Em 1991 foi realizada em Londres uma reunião internacional da Rede Global de pessoas vivendo com HIV/Aids. Naquela ocasião era um encontro de homens e para homens: debatia-se a respeito das realidades deles, as problemáticas que enfrentavam. Também eram eles que tomavam todas as decisões. Falava-se da “peste gay” porque se acreditava erroneamente que a epidemia afetava principalmente os homens homossexuais.
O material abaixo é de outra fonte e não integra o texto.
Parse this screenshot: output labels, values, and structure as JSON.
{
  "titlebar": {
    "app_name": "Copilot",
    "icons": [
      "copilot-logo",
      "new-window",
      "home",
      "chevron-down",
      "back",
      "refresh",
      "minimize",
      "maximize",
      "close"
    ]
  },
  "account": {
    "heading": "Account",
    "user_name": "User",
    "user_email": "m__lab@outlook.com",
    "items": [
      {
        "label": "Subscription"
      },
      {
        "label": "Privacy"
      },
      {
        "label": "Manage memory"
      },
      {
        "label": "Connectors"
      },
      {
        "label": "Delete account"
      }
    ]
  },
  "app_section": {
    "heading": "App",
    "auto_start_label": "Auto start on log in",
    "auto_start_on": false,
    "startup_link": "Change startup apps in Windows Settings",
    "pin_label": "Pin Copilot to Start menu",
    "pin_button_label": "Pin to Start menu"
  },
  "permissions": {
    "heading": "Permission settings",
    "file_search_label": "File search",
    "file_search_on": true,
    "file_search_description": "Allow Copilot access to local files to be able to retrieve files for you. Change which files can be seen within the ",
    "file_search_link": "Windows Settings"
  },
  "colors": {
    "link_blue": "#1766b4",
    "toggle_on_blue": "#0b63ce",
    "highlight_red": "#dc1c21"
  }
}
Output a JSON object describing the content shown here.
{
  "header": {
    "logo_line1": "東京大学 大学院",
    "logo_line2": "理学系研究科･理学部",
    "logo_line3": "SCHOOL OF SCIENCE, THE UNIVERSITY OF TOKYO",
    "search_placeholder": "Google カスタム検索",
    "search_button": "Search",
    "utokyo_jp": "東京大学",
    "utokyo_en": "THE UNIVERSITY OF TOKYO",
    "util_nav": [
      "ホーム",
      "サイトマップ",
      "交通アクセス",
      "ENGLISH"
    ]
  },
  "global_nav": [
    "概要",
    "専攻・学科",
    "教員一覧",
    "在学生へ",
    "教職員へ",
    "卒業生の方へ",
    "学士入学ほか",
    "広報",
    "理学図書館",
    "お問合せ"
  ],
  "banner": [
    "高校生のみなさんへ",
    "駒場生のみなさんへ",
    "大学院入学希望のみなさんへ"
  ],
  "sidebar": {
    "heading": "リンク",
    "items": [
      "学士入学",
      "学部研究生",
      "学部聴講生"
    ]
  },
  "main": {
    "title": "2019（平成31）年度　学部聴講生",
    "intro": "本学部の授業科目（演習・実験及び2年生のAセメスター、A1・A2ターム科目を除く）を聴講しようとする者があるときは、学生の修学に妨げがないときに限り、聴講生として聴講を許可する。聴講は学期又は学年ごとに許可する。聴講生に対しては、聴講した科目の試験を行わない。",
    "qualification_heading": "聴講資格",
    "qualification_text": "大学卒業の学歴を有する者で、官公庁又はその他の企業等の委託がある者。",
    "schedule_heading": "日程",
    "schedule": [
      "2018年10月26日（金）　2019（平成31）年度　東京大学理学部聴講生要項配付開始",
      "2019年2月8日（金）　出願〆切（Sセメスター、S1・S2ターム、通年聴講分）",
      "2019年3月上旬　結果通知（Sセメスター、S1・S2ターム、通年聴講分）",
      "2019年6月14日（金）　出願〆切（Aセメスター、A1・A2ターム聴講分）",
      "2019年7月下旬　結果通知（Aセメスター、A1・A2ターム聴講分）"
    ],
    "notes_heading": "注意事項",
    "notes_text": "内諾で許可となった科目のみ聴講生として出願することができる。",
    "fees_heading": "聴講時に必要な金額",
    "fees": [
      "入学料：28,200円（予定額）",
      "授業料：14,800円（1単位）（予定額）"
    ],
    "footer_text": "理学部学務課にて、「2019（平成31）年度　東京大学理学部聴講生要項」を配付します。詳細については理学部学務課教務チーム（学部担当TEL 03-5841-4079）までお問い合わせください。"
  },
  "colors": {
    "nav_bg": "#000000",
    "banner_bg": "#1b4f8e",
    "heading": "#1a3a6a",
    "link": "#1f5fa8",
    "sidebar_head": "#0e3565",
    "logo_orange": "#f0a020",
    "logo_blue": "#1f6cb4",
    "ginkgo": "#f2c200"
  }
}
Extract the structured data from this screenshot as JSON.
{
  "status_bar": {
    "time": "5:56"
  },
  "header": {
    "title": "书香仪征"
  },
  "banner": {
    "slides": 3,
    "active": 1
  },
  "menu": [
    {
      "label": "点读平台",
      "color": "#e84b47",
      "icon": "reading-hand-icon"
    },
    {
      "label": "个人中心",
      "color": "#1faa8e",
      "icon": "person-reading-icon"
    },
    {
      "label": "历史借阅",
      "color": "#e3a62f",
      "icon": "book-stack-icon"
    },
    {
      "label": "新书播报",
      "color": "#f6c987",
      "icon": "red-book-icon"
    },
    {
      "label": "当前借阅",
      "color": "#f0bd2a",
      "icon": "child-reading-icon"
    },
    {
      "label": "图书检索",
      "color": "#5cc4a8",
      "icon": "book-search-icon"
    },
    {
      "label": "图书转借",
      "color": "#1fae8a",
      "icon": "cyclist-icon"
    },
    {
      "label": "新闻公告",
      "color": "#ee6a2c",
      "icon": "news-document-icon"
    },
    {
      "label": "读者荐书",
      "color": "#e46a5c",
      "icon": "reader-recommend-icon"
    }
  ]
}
As mulheres pareciam estar fora de todas as discussões. Ninguém tinha reparado nelas; porém, elas estavam ali. Cada uma carregando sua história, suas dúvidas, seus medos e muitas incertezas. Tinham chegado de diferentes países, falavam diferentes idiomas, pertenciam a diversas culturas. Nada disso impediu que elas se entendessem.
Decidiram juntar-se: pela primeira vez na história das organizações sociais, um grupo de mulheres se unia apoiando-se na sua condição de gênero para dar resposta ao HIV.
No ano seguinte, na Conferência Internacional de Aids realizada em Amsterdã, elas se apresentaram como a Comunidade Internacional das Mulheres vivendo com HIV/Aids (ICW na sigla em inglês).
O impacto foi incrível. As mulheres disseram: “aqui estamos, temos necessidades específicas e vamos defender nossos direitos”. Porque, como disse naquele momento Jeannine Van Woerkun, ativa organizadora daquele encontro e fundadora da ICW: “As coisas devem ser feitas hoje. Melhor é fazê-las já, hoje mesmo, que ver amanhã que não puderam ser feitas …”.
Dentre aquelas mulheres recordamos de: Gugu Dlamini da África do Sul que, na sua tentativa de trabalhar para deter a propagação do vírus deu a conhecer que era positiva e foi lapidada em sua vizinhança; Mukandoli Chantal da Ruanda, María de Bruyn da Holanda; Fiona Pettit, Alice Welbourn, Jo Manchester do Reino Unido, Anita Bolderheij que foi quem propôs o nome da organização, Hannah Jansen, Carmen Terrades da Espanha, Araba Mercer, Bev Greet da Austrália, Dorothy Onyago do Quênia, Kate Thomson do Reino Unido, Cindy Robins dos Estados Unidos e Patricia Pérez da Argentina, atual presidenta mundial da ICW Global.
Então o trabalho começou. Foi difícil. Não só pelas distâncias, pelas complicações para estar comunicadas, más também porque muitas iam ficando no caminho. E um dia, já não estavam. Ou então se afastavam esgotadas pela pressão da sociedade. Às vezes, superadas pela falta de recursos. Mas, continuaram. Não só avançaram. Cresceram. E a organização ramificou-se em Regiões que, ao mesmo tempo trabalhava com Capítulos nacionais.
A ICW Global surgiu para buscar respostas ante as desesperadas faltas de apoio, informação e serviços disponíveis. Também nasceu para promover a participação das mulheres naqueles espaços onde as políticas públicas são debatidas e as decisões que influem na vida de milhares de pessoas que convivem com o vírus são tomadas.
Desde 2007, a ICW Global impulsiona a campanha mundial MAIS PAZ, MENOS AIDS. A comunidade considera que a paz é uma ferramenta indispensável para deter o avanço da pandemia. E converteu-se na primeira ONG que amplia a resposta social ao HIV que é admitida como sócia internacional do Escritório Internacional da Paz (IPB). Patricia Pérez foi nomeada em várias oportunidades ao Prêmio Nobel da Paz.
Em 2012, a organização vai comemorar 20 anos. Hoje continua sendo a única rede mundial dirigida e integrada por mulheres, meninas, adolescentes e jovens positivas. Atualmente fazem parte dessa organização mais de 15 mil mulheres de 120 países dos 5 continentes. Elas pertencem a diferentes culturas, falam diferentes idiomas, representam todas as idades, pertencem às mais variadas religiões, não importando qual é o seu status econômico ou social. Estão unidas pelo amor à vida. Isso as torna iguais. Fortes. Isso faz com que repitam sem cansaço: “NADA PARA NÓS SEM NÓS”.